Se essas hipóteses são verdadeiras, quais as conseqüências da estrutura definida pelo mercado? Além de todo o impacto no nível pessoal, que foi parcialmente descrito na questão da importância da emancipação do indivíduo, tem-se a conclusão de que este é um sistema incapaz de garantir justiça material, dadas as duas regras de distribuição.
Se for assim, pergunta-se: vale a pena incubar uma cooperativa? Isto é, o ato de incentivar um empreendimento solidário sem dúvida pode contribuir com algumas questões da vida das pessoas, tanto do ponto de vista de suas relações pessoais quanto em termos de renda, mas ele é capaz de transformar as estruturas de distribuição e garantir um padrão material abrangente e estável para os grupos envolvidos?
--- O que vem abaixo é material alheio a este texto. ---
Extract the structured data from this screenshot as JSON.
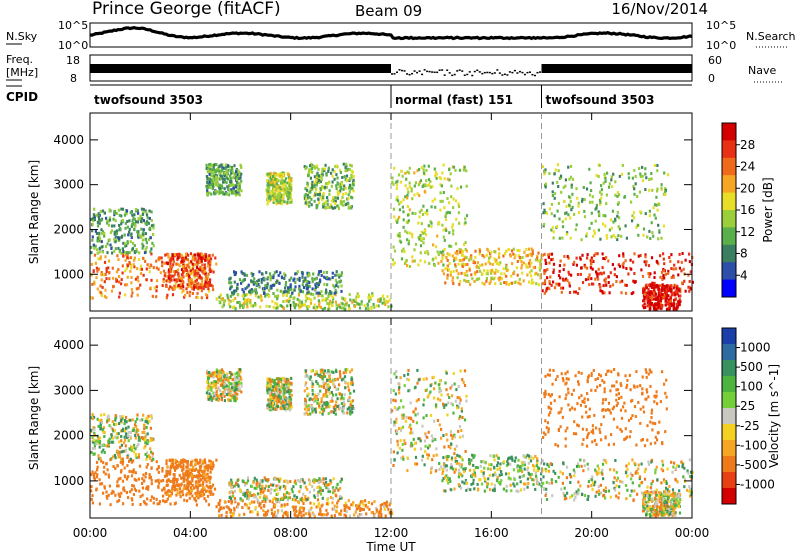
{
  "header": {
    "station": "Prince George (fitACF)",
    "beam": "Beam 09",
    "date": "16/Nov/2014"
  },
  "noise_panel": {
    "left_label": "N.Sky",
    "right_label": "N.Search",
    "left_ticks": [
      "10^5",
      "10^0"
    ],
    "right_ticks": [
      "10^5",
      "10^0"
    ]
  },
  "freq_panel": {
    "left_label": "Freq.",
    "left_unit": "[MHz]",
    "right_label": "Nave",
    "left_ticks": [
      "18",
      "8"
    ],
    "right_ticks": [
      "60",
      "0"
    ]
  },
  "cpid": {
    "label": "CPID",
    "segments": [
      {
        "name": "twofsound 3503",
        "start_h": 0,
        "end_h": 12
      },
      {
        "name": "normal (fast) 151",
        "start_h": 12,
        "end_h": 18
      },
      {
        "name": "twofsound 3503",
        "start_h": 18,
        "end_h": 24
      }
    ]
  },
  "x_axis": {
    "label": "Time UT",
    "ticks": [
      "00:00",
      "04:00",
      "08:00",
      "12:00",
      "16:00",
      "20:00",
      "00:00"
    ],
    "range_h": [
      0,
      24
    ]
  },
  "panels": [
    {
      "y_label": "Slant Range [km]",
      "y_ticks": [
        "1000",
        "2000",
        "3000",
        "4000"
      ],
      "colorbar_label": "Power [dB]",
      "colorbar_ticks": [
        "4",
        "8",
        "12",
        "16",
        "20",
        "24",
        "28"
      ],
      "colors": [
        "#0000ff",
        "#2e4fa8",
        "#3a7f62",
        "#59b04a",
        "#9ace3a",
        "#e8de28",
        "#f5a623",
        "#ef6a1a",
        "#e83015",
        "#d40000"
      ]
    },
    {
      "y_label": "Slant Range [km]",
      "y_ticks": [
        "1000",
        "2000",
        "3000",
        "4000"
      ],
      "colorbar_label": "Velocity  [m s^-1]",
      "colorbar_ticks": [
        "1000",
        "500",
        "100",
        "25",
        "-25",
        "-100",
        "-500",
        "-1000"
      ],
      "colors": [
        "#1b3fa8",
        "#2f6aa0",
        "#3a9160",
        "#4cb43f",
        "#74cf3a",
        "#c8c8c0",
        "#f4d020",
        "#f5a623",
        "#ef7a1a",
        "#e84015",
        "#d40000"
      ]
    }
  ],
  "chart_data": {
    "type": "heatmap",
    "title": "Prince George (fitACF)",
    "xlabel": "Time UT",
    "ylabel": "Slant Range [km]",
    "xlim_hours": [
      0,
      24
    ],
    "ylim_km": [
      180,
      4600
    ],
    "cpid_boundaries_h": [
      12,
      18
    ],
    "power_db_range": [
      0,
      30
    ],
    "velocity_range_ms": [
      -1000,
      1000
    ],
    "scatter_features": [
      {
        "t_h": [
          0,
          5
        ],
        "range_km": [
          500,
          1500
        ],
        "power_db": 22,
        "velocity_ms": -300
      },
      {
        "t_h": [
          0,
          2.5
        ],
        "range_km": [
          1500,
          2500
        ],
        "power_db": 10,
        "velocity_ms": 20
      },
      {
        "t_h": [
          3,
          4.8
        ],
        "range_km": [
          700,
          1500
        ],
        "power_db": 24,
        "velocity_ms": -200
      },
      {
        "t_h": [
          5,
          12
        ],
        "range_km": [
          250,
          600
        ],
        "power_db": 14,
        "velocity_ms": -150
      },
      {
        "t_h": [
          5.5,
          10
        ],
        "range_km": [
          600,
          1100
        ],
        "power_db": 8,
        "velocity_ms": 0
      },
      {
        "t_h": [
          4.6,
          6
        ],
        "range_km": [
          2800,
          3500
        ],
        "power_db": 10,
        "velocity_ms": 0
      },
      {
        "t_h": [
          7,
          8
        ],
        "range_km": [
          2600,
          3300
        ],
        "power_db": 14,
        "velocity_ms": 0
      },
      {
        "t_h": [
          8.5,
          10.5
        ],
        "range_km": [
          2500,
          3500
        ],
        "power_db": 12,
        "velocity_ms": 0
      },
      {
        "t_h": [
          12,
          15
        ],
        "range_km": [
          1200,
          3500
        ],
        "power_db": 14,
        "velocity_ms": 0
      },
      {
        "t_h": [
          14,
          18
        ],
        "range_km": [
          800,
          1600
        ],
        "power_db": 18,
        "velocity_ms": 50
      },
      {
        "t_h": [
          18,
          24
        ],
        "range_km": [
          600,
          1500
        ],
        "power_db": 26,
        "velocity_ms": 0
      },
      {
        "t_h": [
          18,
          23
        ],
        "range_km": [
          1800,
          3500
        ],
        "power_db": 12,
        "velocity_ms": -350
      },
      {
        "t_h": [
          22,
          23.5
        ],
        "range_km": [
          250,
          800
        ],
        "power_db": 28,
        "velocity_ms": 0
      }
    ]
  }
}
Existe alguma ação, no processo de incubação, que seja capaz não apenas de atender às lógicas de mercado e inserir um empreendimento, mas efetivamente sobrepor a lógica descrita nas hipóteses acima?
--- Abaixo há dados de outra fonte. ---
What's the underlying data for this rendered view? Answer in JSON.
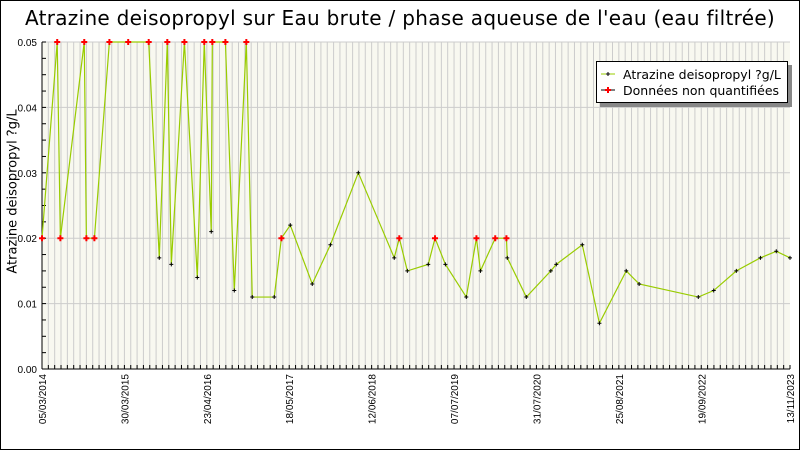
{
  "chart_data": {
    "type": "line",
    "title": "Atrazine deisopropyl sur Eau brute / phase aqueuse de l'eau (eau filtrée)",
    "ylabel": "Atrazine deisopropyl ?g/L",
    "xlabel": "",
    "x_unit": "days since 05/03/2014",
    "xlim": [
      0,
      3540
    ],
    "ylim": [
      0,
      0.05
    ],
    "y_ticks": [
      "0.00",
      "0.01",
      "0.02",
      "0.03",
      "0.04",
      "0.05"
    ],
    "x_ticks": [
      {
        "day": 0,
        "label": "05/03/2014"
      },
      {
        "day": 390,
        "label": "30/03/2015"
      },
      {
        "day": 780,
        "label": "23/04/2016"
      },
      {
        "day": 1170,
        "label": "18/05/2017"
      },
      {
        "day": 1560,
        "label": "12/06/2018"
      },
      {
        "day": 1950,
        "label": "07/07/2019"
      },
      {
        "day": 2340,
        "label": "31/07/2020"
      },
      {
        "day": 2730,
        "label": "25/08/2021"
      },
      {
        "day": 3120,
        "label": "19/09/2022"
      },
      {
        "day": 3540,
        "label": "13/11/2023"
      }
    ],
    "grid": true,
    "legend_position": "top-right",
    "legend": [
      "Atrazine deisopropyl ?g/L",
      "Données non quantifiées"
    ],
    "colors": {
      "line": "#99cc00",
      "quantified": "#000000",
      "non_quantified": "#ff0000",
      "plot_bg": "#f8f8f0",
      "grid": "#cccccc"
    },
    "points": [
      {
        "x": 0,
        "y": 0.02,
        "nq": true
      },
      {
        "x": 72,
        "y": 0.05,
        "nq": true
      },
      {
        "x": 87,
        "y": 0.02,
        "nq": true
      },
      {
        "x": 200,
        "y": 0.05,
        "nq": true
      },
      {
        "x": 210,
        "y": 0.02,
        "nq": true
      },
      {
        "x": 248,
        "y": 0.02,
        "nq": true
      },
      {
        "x": 319,
        "y": 0.05,
        "nq": true
      },
      {
        "x": 408,
        "y": 0.05,
        "nq": true
      },
      {
        "x": 505,
        "y": 0.05,
        "nq": true
      },
      {
        "x": 555,
        "y": 0.017,
        "nq": false
      },
      {
        "x": 593,
        "y": 0.05,
        "nq": true
      },
      {
        "x": 612,
        "y": 0.016,
        "nq": false
      },
      {
        "x": 674,
        "y": 0.05,
        "nq": true
      },
      {
        "x": 735,
        "y": 0.014,
        "nq": false
      },
      {
        "x": 768,
        "y": 0.05,
        "nq": true
      },
      {
        "x": 801,
        "y": 0.021,
        "nq": false
      },
      {
        "x": 806,
        "y": 0.05,
        "nq": true
      },
      {
        "x": 868,
        "y": 0.05,
        "nq": true
      },
      {
        "x": 910,
        "y": 0.012,
        "nq": false
      },
      {
        "x": 967,
        "y": 0.05,
        "nq": true
      },
      {
        "x": 995,
        "y": 0.011,
        "nq": false
      },
      {
        "x": 1099,
        "y": 0.011,
        "nq": false
      },
      {
        "x": 1133,
        "y": 0.02,
        "nq": true
      },
      {
        "x": 1175,
        "y": 0.022,
        "nq": false
      },
      {
        "x": 1279,
        "y": 0.013,
        "nq": false
      },
      {
        "x": 1365,
        "y": 0.019,
        "nq": false
      },
      {
        "x": 1497,
        "y": 0.03,
        "nq": false
      },
      {
        "x": 1667,
        "y": 0.017,
        "nq": false
      },
      {
        "x": 1691,
        "y": 0.02,
        "nq": true
      },
      {
        "x": 1729,
        "y": 0.015,
        "nq": false
      },
      {
        "x": 1828,
        "y": 0.016,
        "nq": false
      },
      {
        "x": 1860,
        "y": 0.02,
        "nq": true
      },
      {
        "x": 1909,
        "y": 0.016,
        "nq": false
      },
      {
        "x": 2008,
        "y": 0.011,
        "nq": false
      },
      {
        "x": 2056,
        "y": 0.02,
        "nq": true
      },
      {
        "x": 2075,
        "y": 0.015,
        "nq": false
      },
      {
        "x": 2145,
        "y": 0.02,
        "nq": true
      },
      {
        "x": 2198,
        "y": 0.02,
        "nq": true
      },
      {
        "x": 2202,
        "y": 0.017,
        "nq": false
      },
      {
        "x": 2292,
        "y": 0.011,
        "nq": false
      },
      {
        "x": 2408,
        "y": 0.015,
        "nq": false
      },
      {
        "x": 2434,
        "y": 0.016,
        "nq": false
      },
      {
        "x": 2557,
        "y": 0.019,
        "nq": false
      },
      {
        "x": 2638,
        "y": 0.007,
        "nq": false
      },
      {
        "x": 2765,
        "y": 0.015,
        "nq": false
      },
      {
        "x": 2826,
        "y": 0.013,
        "nq": false
      },
      {
        "x": 3106,
        "y": 0.011,
        "nq": false
      },
      {
        "x": 3179,
        "y": 0.012,
        "nq": false
      },
      {
        "x": 3286,
        "y": 0.015,
        "nq": false
      },
      {
        "x": 3400,
        "y": 0.017,
        "nq": false
      },
      {
        "x": 3475,
        "y": 0.018,
        "nq": false
      },
      {
        "x": 3540,
        "y": 0.017,
        "nq": false
      }
    ]
  }
}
Acredita-se que a incubação tal como vêm sendo entendida até hoje não é capaz de trazer essas respostas. Exatamente por isso, não resulta necessariamente em sucesso econômico. No entanto, a autogestão, por ser um projeto de envolvimento das pessoas não só com o seu trabalho, mas com todos os espaços que ocupa, e por permitir uma relação diferenciada entre as pessoas, é uma possível resposta à conseqüência do mercado. Mas ela não é capaz de atingir todo o seu potencial de mudança sem fazer parte de todos os espaços da vida das pessoas, extrapolando o contexto da cooperativa e passando a atuar no desenvolvimento local de determinada comunidade.
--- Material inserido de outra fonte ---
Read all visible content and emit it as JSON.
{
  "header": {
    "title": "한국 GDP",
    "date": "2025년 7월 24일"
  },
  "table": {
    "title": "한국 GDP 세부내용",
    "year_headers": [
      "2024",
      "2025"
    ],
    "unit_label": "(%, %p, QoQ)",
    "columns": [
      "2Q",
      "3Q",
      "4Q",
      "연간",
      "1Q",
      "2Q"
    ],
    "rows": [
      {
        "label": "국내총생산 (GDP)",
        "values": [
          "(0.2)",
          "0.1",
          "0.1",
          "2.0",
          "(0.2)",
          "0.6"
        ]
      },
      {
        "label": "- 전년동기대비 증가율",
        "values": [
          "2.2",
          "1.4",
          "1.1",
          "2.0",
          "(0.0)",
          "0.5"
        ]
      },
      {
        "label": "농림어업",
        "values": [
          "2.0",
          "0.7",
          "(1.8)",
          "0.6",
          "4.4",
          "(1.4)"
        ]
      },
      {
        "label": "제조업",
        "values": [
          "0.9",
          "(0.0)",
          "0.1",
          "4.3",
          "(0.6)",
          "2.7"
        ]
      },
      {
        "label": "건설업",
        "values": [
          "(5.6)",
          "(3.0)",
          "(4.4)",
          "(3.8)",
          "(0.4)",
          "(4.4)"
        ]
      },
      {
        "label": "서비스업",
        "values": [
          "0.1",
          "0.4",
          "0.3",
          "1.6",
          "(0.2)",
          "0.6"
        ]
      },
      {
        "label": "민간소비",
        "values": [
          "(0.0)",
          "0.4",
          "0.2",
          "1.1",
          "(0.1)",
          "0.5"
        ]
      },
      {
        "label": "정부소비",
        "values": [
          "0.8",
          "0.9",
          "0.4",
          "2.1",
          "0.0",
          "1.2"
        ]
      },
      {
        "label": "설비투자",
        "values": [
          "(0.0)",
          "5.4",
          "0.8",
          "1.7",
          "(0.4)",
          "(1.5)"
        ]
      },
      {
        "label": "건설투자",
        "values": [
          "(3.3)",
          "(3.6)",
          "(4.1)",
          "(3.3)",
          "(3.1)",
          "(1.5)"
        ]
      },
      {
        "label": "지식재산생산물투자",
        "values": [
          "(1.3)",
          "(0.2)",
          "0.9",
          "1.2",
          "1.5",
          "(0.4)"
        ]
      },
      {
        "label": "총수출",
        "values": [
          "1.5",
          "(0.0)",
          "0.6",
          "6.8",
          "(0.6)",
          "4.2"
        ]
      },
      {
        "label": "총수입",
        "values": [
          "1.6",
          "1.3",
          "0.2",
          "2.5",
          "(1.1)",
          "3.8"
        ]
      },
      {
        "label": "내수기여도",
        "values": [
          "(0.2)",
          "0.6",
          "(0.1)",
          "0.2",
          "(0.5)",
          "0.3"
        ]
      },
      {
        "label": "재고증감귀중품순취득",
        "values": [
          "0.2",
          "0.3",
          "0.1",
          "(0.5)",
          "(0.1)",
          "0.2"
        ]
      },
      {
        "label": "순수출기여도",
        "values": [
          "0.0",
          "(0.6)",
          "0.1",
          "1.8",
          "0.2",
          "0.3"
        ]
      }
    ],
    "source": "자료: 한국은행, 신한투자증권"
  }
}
A proposta é de um processo de incubação que seja capaz de transformar a autogestão em um movimento. Ou seja, a partir da convicção da inviabilidade de se atingir os níveis de justiça material e de liberdade do ser humano a partir da lógica de organização capitalista, seria iniciado o processo de repensar as principais atividades e necessidades de um local e traçar estratégias de se atingi-las, inclusive via o acesso a investimentos. A forma como esse processo deve ocorrer é que deve ser seu diferencial. Em primeiro lugar, a aplicação de tais investimentos não deverá se realizar por meio da reprodução dos moldes comuns de produção e distribuição. Em segundo, ele tem que partir do envolvimento local, compreendendo neste termo todos os atores deste local seja governo, seja entidade, seja dona-de-casa. Em terceiro, este envolvimento tem que partir da lógica autogestionária, pois só a partir dela é que as pessoas identificam-se e se responsabilizam pelas ações. Por fim, a avaliação das necessidades compreende toda a vida das pessoas, e não apenas as necessidades econômicas.
Assim, propõe-se que, no lugar da incubação tal como se faz hoje, tenha-se a atenção voltada para a criação de um espaço de organização de um movimento de planejamento local. Nele, a estrutura de produção poderia até mesmo assumir o formato de uma cooperativa, mas apenas como desdobramento lógico de uma estrutura local de reprodução autogestionária da vida, em todas as suas instâncias, e não mais como objetivo de nossa ação.